7-8th of Alban Berg is invisible

Now you know.

 

But let us, the intelligent critics who understand art and its important criteria, acknowledge the consequences of this commercial folly. Now we have people claiming to be musicians who do not play instruments, save perhaps for something called a synthesizer (a name like something from Aldous Huxley), a sequencer (gene therapy?), or drum machines (oh, such industrial nomenclature invades art in our year of Ford). They don’t know that 7/8ths of an Alban Berg is invisible, they can’t tell their krummhorn from their sackbut.
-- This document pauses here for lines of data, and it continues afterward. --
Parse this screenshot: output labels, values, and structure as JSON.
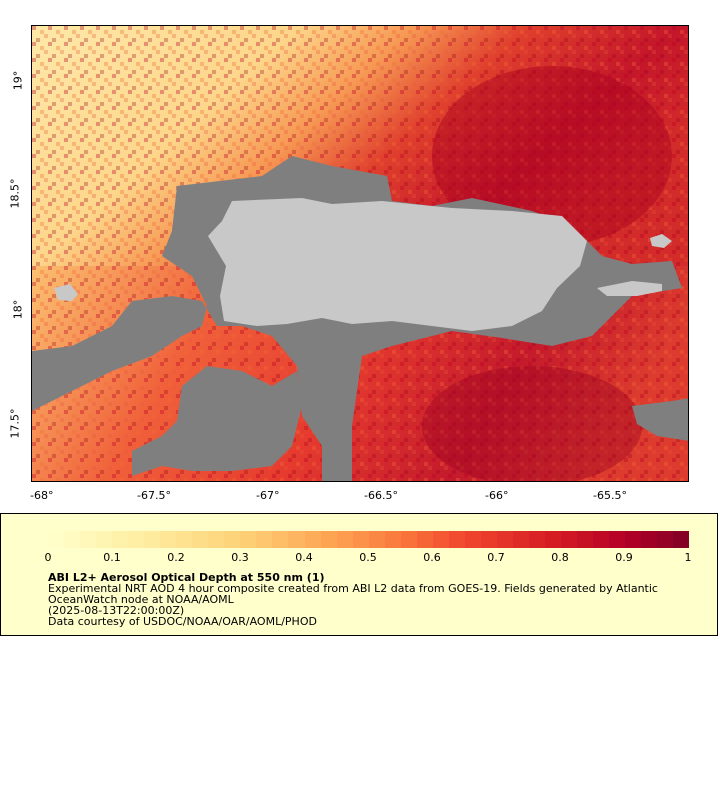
{
  "map": {
    "lon_ticks": [
      "-68°",
      "-67.5°",
      "-67°",
      "-66.5°",
      "-66°",
      "-65.5°"
    ],
    "lat_ticks": [
      "19°",
      "18.5°",
      "18°",
      "17.5°"
    ],
    "colors": {
      "land": "#c8c8c8",
      "nodata": "#7f7f7f"
    }
  },
  "legend": {
    "ticks": [
      "0",
      "0.1",
      "0.2",
      "0.3",
      "0.4",
      "0.5",
      "0.6",
      "0.7",
      "0.8",
      "0.9",
      "1"
    ],
    "title": "ABI L2+ Aerosol Optical Depth at 550 nm (1)",
    "description": "Experimental NRT AOD 4 hour composite created from ABI L2 data from GOES-19. Fields generated by Atlantic OceanWatch node at NOAA/AOML",
    "timestamp": "(2025-08-13T22:00:00Z)",
    "credit": "Data courtesy of USDOC/NOAA/OAR/AOML/PHOD",
    "scale": {
      "min": 0,
      "max": 1
    }
  }
}
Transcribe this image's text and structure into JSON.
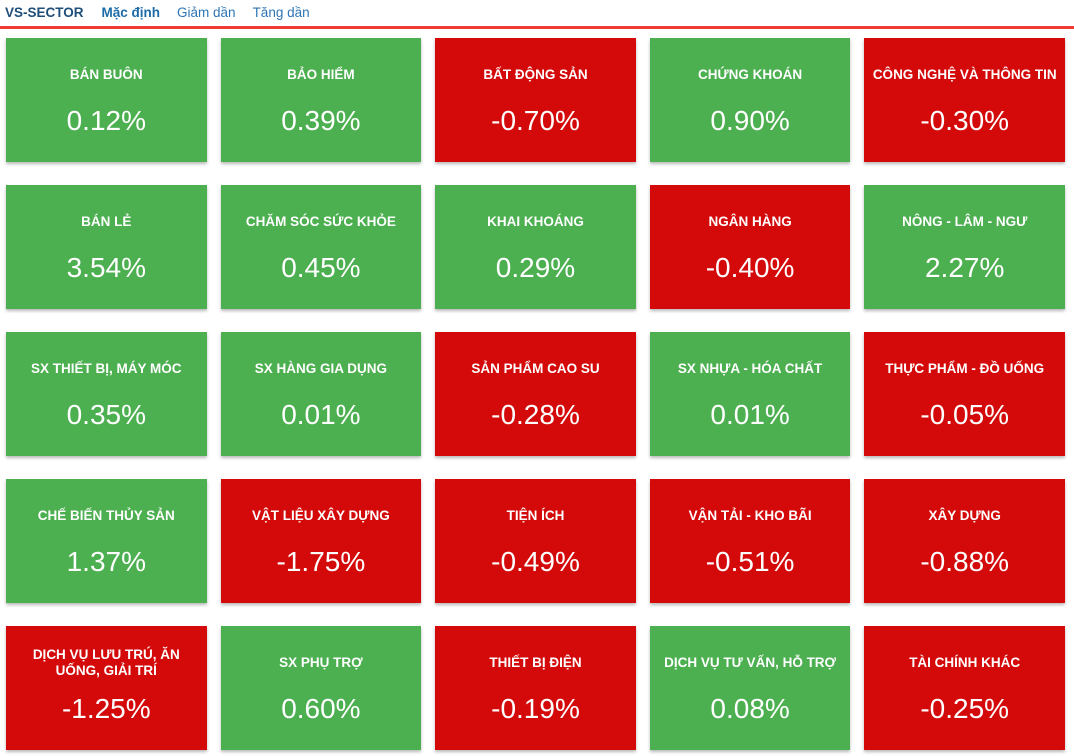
{
  "header": {
    "title": "VS-SECTOR",
    "tabs": [
      {
        "label": "Mặc định",
        "active": true
      },
      {
        "label": "Giảm dần",
        "active": false
      },
      {
        "label": "Tăng dần",
        "active": false
      }
    ],
    "underline_color": "#f13c33"
  },
  "colors": {
    "up": "#4caf50",
    "down": "#d40a0a",
    "text": "#ffffff"
  },
  "tiles": [
    {
      "name": "BÁN BUÔN",
      "value": "0.12%",
      "direction": "up"
    },
    {
      "name": "BẢO HIỂM",
      "value": "0.39%",
      "direction": "up"
    },
    {
      "name": "BẤT ĐỘNG SẢN",
      "value": "-0.70%",
      "direction": "down"
    },
    {
      "name": "CHỨNG KHOÁN",
      "value": "0.90%",
      "direction": "up"
    },
    {
      "name": "CÔNG NGHỆ VÀ THÔNG TIN",
      "value": "-0.30%",
      "direction": "down"
    },
    {
      "name": "BÁN LẺ",
      "value": "3.54%",
      "direction": "up"
    },
    {
      "name": "CHĂM SÓC SỨC KHỎE",
      "value": "0.45%",
      "direction": "up"
    },
    {
      "name": "KHAI KHOÁNG",
      "value": "0.29%",
      "direction": "up"
    },
    {
      "name": "NGÂN HÀNG",
      "value": "-0.40%",
      "direction": "down"
    },
    {
      "name": "NÔNG - LÂM - NGƯ",
      "value": "2.27%",
      "direction": "up"
    },
    {
      "name": "SX THIẾT BỊ, MÁY MÓC",
      "value": "0.35%",
      "direction": "up"
    },
    {
      "name": "SX HÀNG GIA DỤNG",
      "value": "0.01%",
      "direction": "up"
    },
    {
      "name": "SẢN PHẨM CAO SU",
      "value": "-0.28%",
      "direction": "down"
    },
    {
      "name": "SX NHỰA - HÓA CHẤT",
      "value": "0.01%",
      "direction": "up"
    },
    {
      "name": "THỰC PHẨM - ĐỒ UỐNG",
      "value": "-0.05%",
      "direction": "down"
    },
    {
      "name": "CHẾ BIẾN THỦY SẢN",
      "value": "1.37%",
      "direction": "up"
    },
    {
      "name": "VẬT LIỆU XÂY DỰNG",
      "value": "-1.75%",
      "direction": "down"
    },
    {
      "name": "TIỆN ÍCH",
      "value": "-0.49%",
      "direction": "down"
    },
    {
      "name": "VẬN TẢI - KHO BÃI",
      "value": "-0.51%",
      "direction": "down"
    },
    {
      "name": "XÂY DỰNG",
      "value": "-0.88%",
      "direction": "down"
    },
    {
      "name": "DỊCH VỤ LƯU TRÚ, ĂN UỐNG, GIẢI TRÍ",
      "value": "-1.25%",
      "direction": "down"
    },
    {
      "name": "SX PHỤ TRỢ",
      "value": "0.60%",
      "direction": "up"
    },
    {
      "name": "THIẾT BỊ ĐIỆN",
      "value": "-0.19%",
      "direction": "down"
    },
    {
      "name": "DỊCH VỤ TƯ VẤN, HỖ TRỢ",
      "value": "0.08%",
      "direction": "up"
    },
    {
      "name": "TÀI CHÍNH KHÁC",
      "value": "-0.25%",
      "direction": "down"
    }
  ],
  "chart_data": {
    "type": "heatmap",
    "title": "VS-SECTOR",
    "unit": "%",
    "layout": "5x5 tile grid, row-major order",
    "color_rule": "green tile if value >= 0, red tile if value < 0",
    "categories": [
      "BÁN BUÔN",
      "BẢO HIỂM",
      "BẤT ĐỘNG SẢN",
      "CHỨNG KHOÁN",
      "CÔNG NGHỆ VÀ THÔNG TIN",
      "BÁN LẺ",
      "CHĂM SÓC SỨC KHỎE",
      "KHAI KHOÁNG",
      "NGÂN HÀNG",
      "NÔNG - LÂM - NGƯ",
      "SX THIẾT BỊ, MÁY MÓC",
      "SX HÀNG GIA DỤNG",
      "SẢN PHẨM CAO SU",
      "SX NHỰA - HÓA CHẤT",
      "THỰC PHẨM - ĐỒ UỐNG",
      "CHẾ BIẾN THỦY SẢN",
      "VẬT LIỆU XÂY DỰNG",
      "TIỆN ÍCH",
      "VẬN TẢI - KHO BÃI",
      "XÂY DỰNG",
      "DỊCH VỤ LƯU TRÚ, ĂN UỐNG, GIẢI TRÍ",
      "SX PHỤ TRỢ",
      "THIẾT BỊ ĐIỆN",
      "DỊCH VỤ TƯ VẤN, HỖ TRỢ",
      "TÀI CHÍNH KHÁC"
    ],
    "values": [
      0.12,
      0.39,
      -0.7,
      0.9,
      -0.3,
      3.54,
      0.45,
      0.29,
      -0.4,
      2.27,
      0.35,
      0.01,
      -0.28,
      0.01,
      -0.05,
      1.37,
      -1.75,
      -0.49,
      -0.51,
      -0.88,
      -1.25,
      0.6,
      -0.19,
      0.08,
      -0.25
    ]
  }
}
When asked to defend this false and phony “art,” audiences say they “enjoy” it.

And while this pretense continues, actual musicians—people who create and perform complex compositions that take years of study to create, and nearly as many years of study to understand, are ignored.

Since when did enjoyment have anything to do with the sublime art of music?

 

Reprise that spooky musical cue that says we now return to our real world, and to Parlando – Where Music and Words Meet. Yes, our real world has musical snobs and exclusive musical passions, but in general, those haven’t harmed the ubiquity of music in our culture. Yes, musicians who produce music that challenges your expectations, usually have a harder time finding an audience, but a broad-based, vibrant musical culture has always allowed some of them to sneak in to a wider listenership, not prevented it. And musicians tend to be sensualists more than aesthetic puritans.

What can poets and literary critics learn from musicians?

 

 

(As to the title and occasion for this satire, an article has caused some discussion lately in poetry circles.)